Business Guide to China

The Book “Business Guide to China” goes over many different topics related to Chinese Businesses, and relocating businesses to China. There are many important ideas highlighted in this book. First off the management style used most often in China, and is considered to work everywhere, is the matrix management style. A reason for many businesses to relocate their operation to china is highly due to attaining low operating costs. Also China is a big country with a big population, which can only lead to one thing which is a big demand.

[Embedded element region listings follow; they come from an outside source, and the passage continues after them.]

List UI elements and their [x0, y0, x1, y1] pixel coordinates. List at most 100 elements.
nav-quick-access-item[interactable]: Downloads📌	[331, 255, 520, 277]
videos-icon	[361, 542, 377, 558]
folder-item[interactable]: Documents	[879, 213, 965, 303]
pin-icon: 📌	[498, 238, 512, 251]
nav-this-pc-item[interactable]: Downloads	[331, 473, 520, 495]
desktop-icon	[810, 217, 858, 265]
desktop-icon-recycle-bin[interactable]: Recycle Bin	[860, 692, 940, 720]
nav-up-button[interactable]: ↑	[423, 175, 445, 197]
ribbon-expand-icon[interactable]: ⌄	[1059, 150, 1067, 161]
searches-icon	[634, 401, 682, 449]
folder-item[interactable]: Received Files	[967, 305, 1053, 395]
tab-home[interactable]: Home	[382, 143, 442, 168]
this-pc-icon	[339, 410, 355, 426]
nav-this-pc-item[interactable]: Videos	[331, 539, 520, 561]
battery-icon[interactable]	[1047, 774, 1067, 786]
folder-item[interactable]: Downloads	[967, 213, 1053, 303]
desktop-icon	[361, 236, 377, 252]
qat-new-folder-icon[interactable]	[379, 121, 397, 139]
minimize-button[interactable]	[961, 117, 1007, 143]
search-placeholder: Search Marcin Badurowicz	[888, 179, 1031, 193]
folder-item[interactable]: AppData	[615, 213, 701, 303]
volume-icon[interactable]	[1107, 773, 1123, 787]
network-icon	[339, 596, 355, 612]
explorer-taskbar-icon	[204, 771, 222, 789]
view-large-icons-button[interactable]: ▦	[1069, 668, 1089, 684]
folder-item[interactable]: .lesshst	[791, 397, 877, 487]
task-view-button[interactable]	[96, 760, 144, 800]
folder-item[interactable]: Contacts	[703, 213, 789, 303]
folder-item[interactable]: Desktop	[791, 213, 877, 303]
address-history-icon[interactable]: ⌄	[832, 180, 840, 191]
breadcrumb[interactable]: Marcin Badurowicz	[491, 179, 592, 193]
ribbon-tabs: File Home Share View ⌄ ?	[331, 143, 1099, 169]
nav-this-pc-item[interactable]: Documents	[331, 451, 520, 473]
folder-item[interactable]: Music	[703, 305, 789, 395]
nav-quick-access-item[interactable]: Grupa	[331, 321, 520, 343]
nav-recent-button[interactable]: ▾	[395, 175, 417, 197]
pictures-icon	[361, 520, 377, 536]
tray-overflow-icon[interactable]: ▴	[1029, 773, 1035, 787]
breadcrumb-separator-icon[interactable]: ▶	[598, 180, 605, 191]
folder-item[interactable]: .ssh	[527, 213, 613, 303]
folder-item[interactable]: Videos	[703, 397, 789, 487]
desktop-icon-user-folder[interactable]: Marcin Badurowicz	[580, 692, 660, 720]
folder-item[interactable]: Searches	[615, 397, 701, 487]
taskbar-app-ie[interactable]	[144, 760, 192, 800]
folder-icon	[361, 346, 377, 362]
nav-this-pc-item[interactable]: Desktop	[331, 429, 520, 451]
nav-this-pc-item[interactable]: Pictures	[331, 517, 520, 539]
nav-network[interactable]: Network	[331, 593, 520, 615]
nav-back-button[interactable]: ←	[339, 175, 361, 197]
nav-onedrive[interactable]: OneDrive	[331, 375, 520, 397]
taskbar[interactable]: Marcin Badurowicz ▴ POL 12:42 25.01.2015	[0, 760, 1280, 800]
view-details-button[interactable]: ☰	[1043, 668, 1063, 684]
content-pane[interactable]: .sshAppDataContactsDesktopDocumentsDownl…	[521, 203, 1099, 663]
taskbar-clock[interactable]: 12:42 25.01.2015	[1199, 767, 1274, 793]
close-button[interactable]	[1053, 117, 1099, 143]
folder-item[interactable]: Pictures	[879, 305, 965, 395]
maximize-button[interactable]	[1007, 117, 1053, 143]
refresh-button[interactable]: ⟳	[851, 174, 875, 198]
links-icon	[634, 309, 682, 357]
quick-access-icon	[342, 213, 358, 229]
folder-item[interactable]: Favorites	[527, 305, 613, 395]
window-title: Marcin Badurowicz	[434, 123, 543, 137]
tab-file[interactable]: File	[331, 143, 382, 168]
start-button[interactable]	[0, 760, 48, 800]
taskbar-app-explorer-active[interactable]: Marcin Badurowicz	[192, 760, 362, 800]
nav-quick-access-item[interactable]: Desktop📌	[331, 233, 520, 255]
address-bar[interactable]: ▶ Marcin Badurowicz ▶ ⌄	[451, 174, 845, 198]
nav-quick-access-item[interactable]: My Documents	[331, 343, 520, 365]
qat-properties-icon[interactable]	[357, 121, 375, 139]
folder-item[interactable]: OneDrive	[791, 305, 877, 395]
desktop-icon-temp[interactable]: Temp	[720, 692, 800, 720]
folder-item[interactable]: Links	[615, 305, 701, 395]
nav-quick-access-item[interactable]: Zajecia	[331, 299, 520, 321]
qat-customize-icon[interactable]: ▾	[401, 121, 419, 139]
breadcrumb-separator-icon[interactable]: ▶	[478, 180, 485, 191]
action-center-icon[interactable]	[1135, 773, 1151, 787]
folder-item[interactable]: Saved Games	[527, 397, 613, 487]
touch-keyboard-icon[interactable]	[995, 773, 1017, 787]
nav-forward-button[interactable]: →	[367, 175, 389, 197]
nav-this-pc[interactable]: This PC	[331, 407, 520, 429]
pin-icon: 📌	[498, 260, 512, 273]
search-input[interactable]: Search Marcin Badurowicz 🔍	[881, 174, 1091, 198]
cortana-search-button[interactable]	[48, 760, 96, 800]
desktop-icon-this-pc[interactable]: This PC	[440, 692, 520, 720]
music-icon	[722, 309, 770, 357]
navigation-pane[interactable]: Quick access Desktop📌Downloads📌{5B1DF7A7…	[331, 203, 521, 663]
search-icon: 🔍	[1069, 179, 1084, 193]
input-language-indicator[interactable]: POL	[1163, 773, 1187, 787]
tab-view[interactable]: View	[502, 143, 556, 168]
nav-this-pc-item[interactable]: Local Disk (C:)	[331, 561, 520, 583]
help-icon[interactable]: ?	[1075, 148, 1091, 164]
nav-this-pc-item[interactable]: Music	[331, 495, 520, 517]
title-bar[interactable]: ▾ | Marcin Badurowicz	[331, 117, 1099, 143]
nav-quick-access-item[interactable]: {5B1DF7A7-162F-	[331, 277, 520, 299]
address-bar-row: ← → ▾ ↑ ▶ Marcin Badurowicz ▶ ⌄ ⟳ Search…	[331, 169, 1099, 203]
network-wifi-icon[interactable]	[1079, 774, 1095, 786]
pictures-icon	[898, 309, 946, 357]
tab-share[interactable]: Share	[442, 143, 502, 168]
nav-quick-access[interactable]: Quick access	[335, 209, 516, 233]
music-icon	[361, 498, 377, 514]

The biggest barrier for relocating companies is the language. English is not well received by the majority of people in China, as compared to other Asian Countries. Also, competition in China is fierce, many businesses have similar ideas when bringing their businesses to China, and they are competing with one another and original Chinese Businesses. The author of the book, Frankie Chan, does not believe it will lead to a ‘bloodthirsty’ stage as it has done so in many other countries. Some important keys to getting ahead in Chinese Businesses are patience and persistence, both of which are on opposite ends of the continuum can lead to great things. And last but not least, as advertising is important in many countries especially here in America, advertising is the King in China. More and more businesses are increasing their budget to increase different kinds of adverting and promotions.

April 30, 2009

China & Globalization

In its quarter-century-long shift from communism to capitalism, China has transformed itself from a desperately poor nation into a country with one of the fastest-growing and largest economies in the world. Many reforms are the causing factor that is driving the economic genesis. The author, Doug Guthrie, highlights the social, cultural and political factors fostering this revolutionary change. It focuses primarily on how economic structural change is driving the processes, but discusses many other issues as well politics, social change, reform, international economics, and cultural change. Doug Guthrie covers the social, economic, and political factors responsible for the revolutionary changes, and interweaves this broader structural analysis with a consideration of social changes at the micro and macro levels. The book also considers the potential for further change for China.